From the beginning, Futer had an agreement with Baskin: that he always be honest with him. If his chances of living more than a year were just 20 percent, Baskin shouldn’t shade the truth. Baskin hadn’t – that was the prognosis he originally gave Futer.
Studying Futer’s scans before his three- and six-month follow-ups, Baskin fretted. Futer’s tumor appeared bigger than it had been before surgery.
“I don’t know about this,” Baskin told Futer at the second appointment. “This looks bad.”
Still, Baskin figured any patient with a tumor that big would be horribly impaired. Futer was doing fine – so fine he was able that summer to persuade Baskin to let him fly to England, where he was born and lived for eight years, so he could assist an old friend participating in a sheepdog trial. Baskin thought Futer’s lack of symptoms suggested things might not be as they seemed.
They weren’t. At one year, scans showed Futer’s tumor had shrunk by a third. At two years, it was down to half its original size, and at three, just 25 percent remained. In ensuing years, the tumor melted away, culminating last month, at Futer’s first appointment with Baskin in a year, when a last sliver seen on the 2014 scan was gone. Baskin had never before had a glioblastoma patient still alive nearly nine years after diagnosis.

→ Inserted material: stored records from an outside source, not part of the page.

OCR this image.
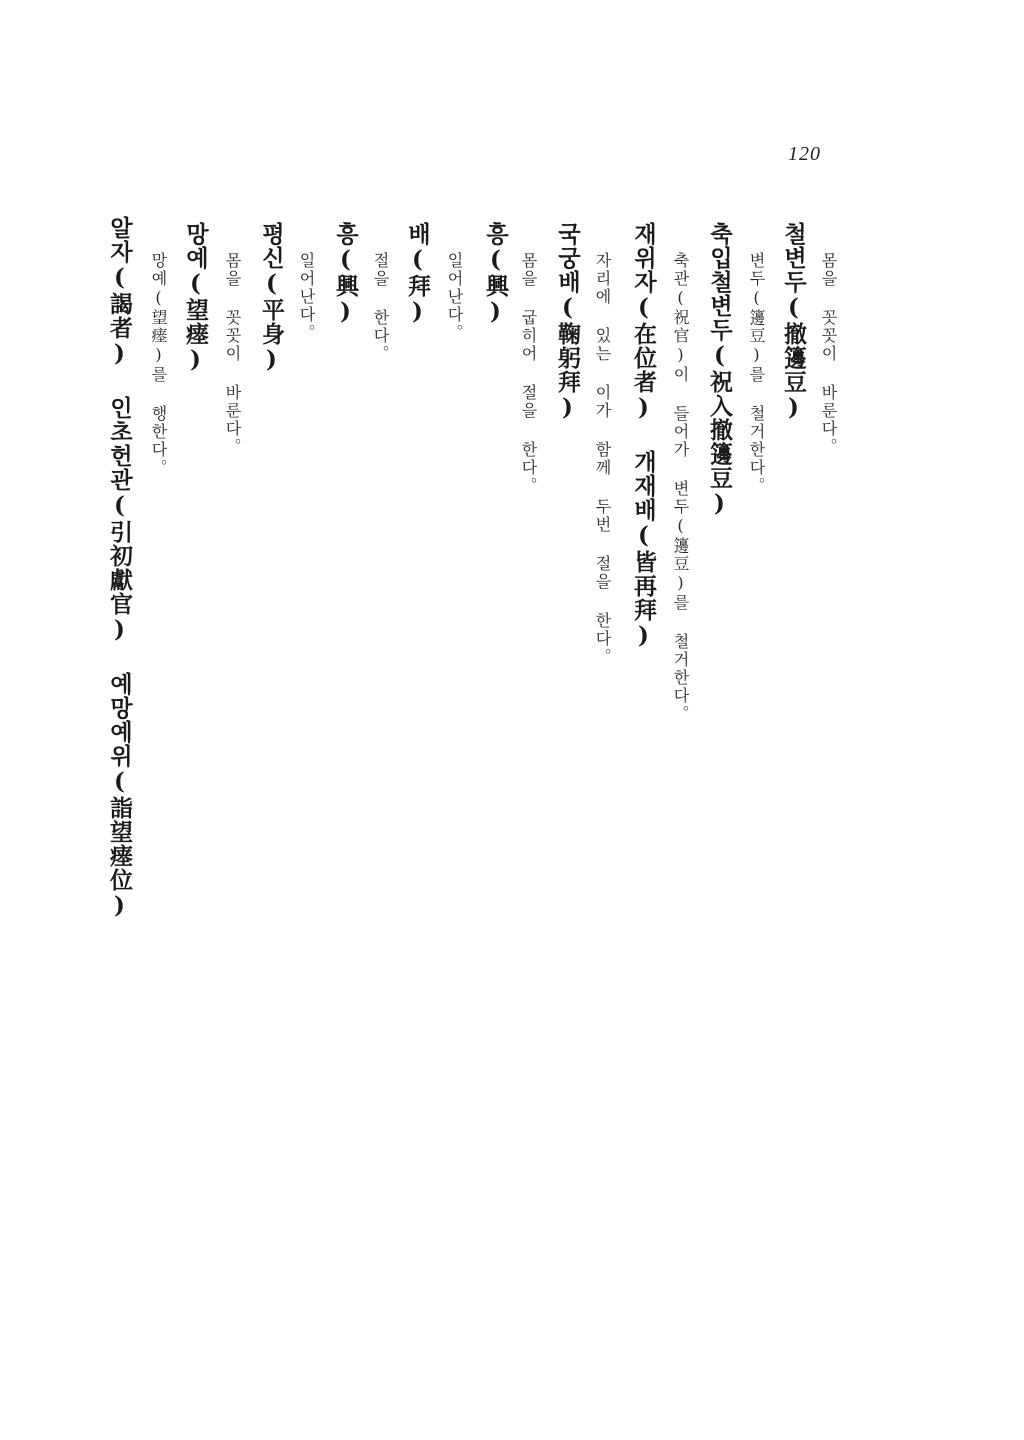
120
몸을 꼿꼿이 바룬다。
철변두(撤籩豆)
변두(籩豆)를 철거한다。
축입철변두(祝入撤籩豆)
축관(祝官)이 들어가 변두(籩豆)를 철거한다。
재위자(在位者) 개재배(皆再拜)
자리에 있는 이가 함께 두번 절을 한다。
국궁배(鞠躬拜)
몸을 굽히어 절을 한다。
흥(興)
일어난다。
배(拜)
절을 한다。
흥(興)
일어난다。
평신(平身)
몸을 꼿꼿이 바룬다。
망예(望瘗)
망예(望瘗)를 행한다。
알자(謁者) 인초헌관(引初獻官) 예망예위(詣望瘗位)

What initially appeared to be tumor growth was actually inflammation caused by the immune system’s attack on Futer’s cancer, now a known hallmark of immunotherapy. The medical term is “pseudo-progression,” which often precedes a positive, prolonged response to therapy.
The cancer left Futer with short-term memory issues, and he is on disability. Since his initial diagnosis, he’s become extroverted and temperamental. Where he formerly had the disposition of a St. Bernard, according to his dad, he now occasionally brings to mind a German shepherd.
Futer’s recovery has been an “emotional boost for everyone,” Baskin said. “If I wasn’t a scientist,” he said, “I’d call this a miracle – and maybe it is.”
At last month’s appointment, Baskin and Futer looked at scans, from pre-surgery to now. Baskin floated the idea of having an immunologist analyze Futer’s blood in hopes of finding clues that might suggest why he responded so well. He told of tweets doctors sent after a lecture that highlighted Futer’s case.
“You’re helping more people than you know,” Baskin said.
“I’m having a hard time not crying,” said Futer, head lowered, voice breaking.
The battle is likely not over. This spring, Futer was diagnosed with kidney cancer, unrelated to his brain tumor.
A surgical team removed the mass, and for now, he is cancer-free.